Make a list of everything that has gone wrong for UCLA just four weeks into the basketball season.
Injuries and upset losses. A team leader -- senior Nikola Dragovic -- charged with felony assault.
Now comes another jolt with the abrupt departure of starting center Drew Gordon, who left the team Tuesday by mutual agreement after butting heads with Coach Ben Howland.
It all adds up to a Bruins program that, at least from the outside, looks to be sinking fast.
"We've had a lot of adversity this season already," point guard Jerime Anderson said. "So it's nothing new to us right now."
Three straight defeats have UCLA at 2-4. With top-ranked Kansas coming to Pauley Pavilion on Sunday, followed by Mississippi State at the Wooden Classic, Howland offers a rueful smile and concedes there is no easy turnaround in sight.
"We're playing two of the best teams in the country over the next two games," he said. "This is probably the toughest schedule we've played since I've been the coach at UCLA."
In the latest setback, Gordon walked away after a series of meetings over several months that culminated with Howland quietly suspending him for two days of practice this week.
The 6-foot-9 sophomore had become a valuable player, averaging 11.2 points and 5.3 rebounds, but he has always been opinionated and emotional. He has often flashed his temper during games.
Some teammates were not sorry to see him go, a source close to the program said. Certainly his relationship with Howland, who values discipline, had grown increasingly tense.
"We have expectations of how our players represent the university on and off the court," the coach said. "When those standards aren't met, there are consequences."
While Gordon could not be reached for comment, his parents said that losses to the likes of Cal State Fullerton and Long Beach State frustrated him.
"With the talent that's on the UCLA team," Gordon's father, Ed, said, "there's absolutely no reason for that to happen."
Even more important, the younger Gordon felt like a bad fit in UCLA's measured style of play. "His athleticism always has shined more in an up-and-down tempo," his father said. "That's not exactly what the UCLA system is about."
Tuesday's news took players by surprise.
"There were times when, I don't know, I guess they butted heads," Anderson said of Gordon and Howland. "But a lot of players don't agree with their coaches all the time."
Gordon will finish classes this quarter, then return home to Northern California to begin the process of selecting a new school.

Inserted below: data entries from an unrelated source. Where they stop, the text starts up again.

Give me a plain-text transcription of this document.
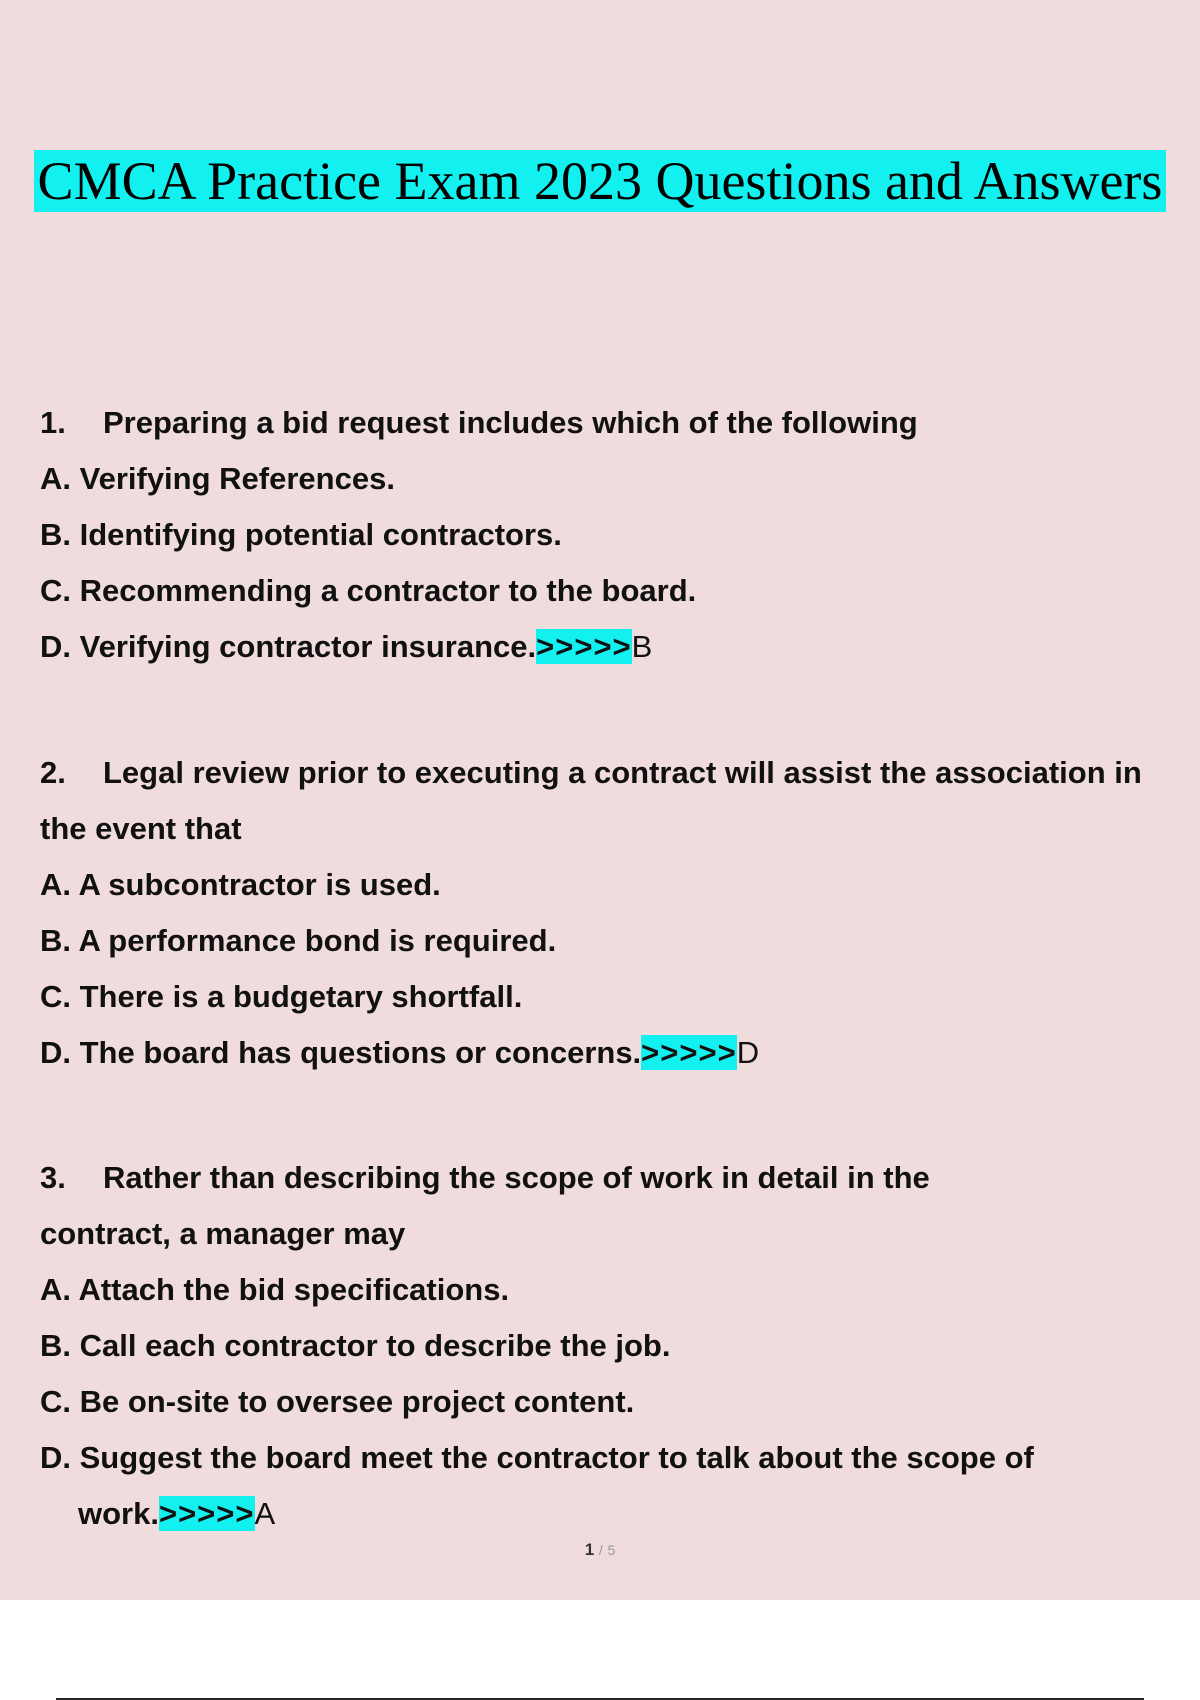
CMCA Practice Exam 2023 Questions and Answers
1. Preparing a bid request includes which of the following
A. Verifying References.
B. Identifying potential contractors.
C. Recommending a contractor to the board.
D. Verifying contractor insurance.>>>>>B
2. Legal review prior to executing a contract will assist the association in
the event that
A. A subcontractor is used.
B. A performance bond is required.
C. There is a budgetary shortfall.
D. The board has questions or concerns.>>>>>D
3. Rather than describing the scope of work in detail in the
contract, a manager may
A. Attach the bid specifications.
B. Call each contractor to describe the job.
C. Be on-site to oversee project content.
D. Suggest the board meet the contractor to talk about the scope of
work.>>>>>A
1 / 5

His mother said he would look outside the Pacific 10 Conference in hopes of becoming eligible by midway through next season.
"We've heard from I can't tell you how many programs," Shelly Davis said. "My phone's been ringing off the hook."

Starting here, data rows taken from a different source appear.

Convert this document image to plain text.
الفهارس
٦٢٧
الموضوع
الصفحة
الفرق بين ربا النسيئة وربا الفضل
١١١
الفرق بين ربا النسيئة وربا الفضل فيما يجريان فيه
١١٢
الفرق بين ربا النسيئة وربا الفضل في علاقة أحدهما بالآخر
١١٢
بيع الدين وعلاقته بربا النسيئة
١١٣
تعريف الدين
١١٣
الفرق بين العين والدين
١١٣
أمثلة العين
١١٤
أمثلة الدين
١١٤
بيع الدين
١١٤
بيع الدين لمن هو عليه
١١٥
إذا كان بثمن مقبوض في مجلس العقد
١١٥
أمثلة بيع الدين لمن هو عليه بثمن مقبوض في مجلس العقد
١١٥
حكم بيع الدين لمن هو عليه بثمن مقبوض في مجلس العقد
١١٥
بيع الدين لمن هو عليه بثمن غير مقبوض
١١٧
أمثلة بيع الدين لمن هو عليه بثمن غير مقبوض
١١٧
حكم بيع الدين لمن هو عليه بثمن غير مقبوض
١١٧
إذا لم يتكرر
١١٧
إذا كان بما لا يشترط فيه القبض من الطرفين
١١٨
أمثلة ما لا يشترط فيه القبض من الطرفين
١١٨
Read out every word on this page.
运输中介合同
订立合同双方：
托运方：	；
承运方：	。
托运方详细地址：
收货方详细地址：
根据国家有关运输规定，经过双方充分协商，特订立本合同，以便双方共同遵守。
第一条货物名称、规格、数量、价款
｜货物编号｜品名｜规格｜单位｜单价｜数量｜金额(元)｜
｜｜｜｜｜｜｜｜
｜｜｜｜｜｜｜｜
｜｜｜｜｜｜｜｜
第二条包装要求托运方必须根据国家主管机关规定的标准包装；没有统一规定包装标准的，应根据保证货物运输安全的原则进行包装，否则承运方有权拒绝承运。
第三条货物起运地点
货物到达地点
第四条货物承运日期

The Bruins, meanwhile, must replace a big part of their starting lineup, much of the workload shifting to Reeves Nelson.
The 6-8 freshman with the faux-hawk hairdo has been a bright spot, averaging 7.3 points and 4.7 rebounds in 14.8 minutes.
"He's a really strong kid," senior Michael Roll said. "Just comes in and tries to bully people, get rebounds, play physical, just do the dirty work that we need."
That attitude might be UCLA's only way out of a hole.
Howland planned to spend the next few practices focusing on basics and players vowed to put their faith in hard work. There was also the promise of something new.
Allowing too much penetration off the dribble, the Bruins will look beyond man-to-man defense -- Howland's mainstay -- and start learning the zone.
"Yeah," the coach said, "we could see it Sunday."
Desperate times call for desperate measures and, with all that has befallen them, this could be sink or swim for the Bruins.
"Our morale might be down and the season's not looking good," Anderson said. "But we're at UCLA. We have to fight back."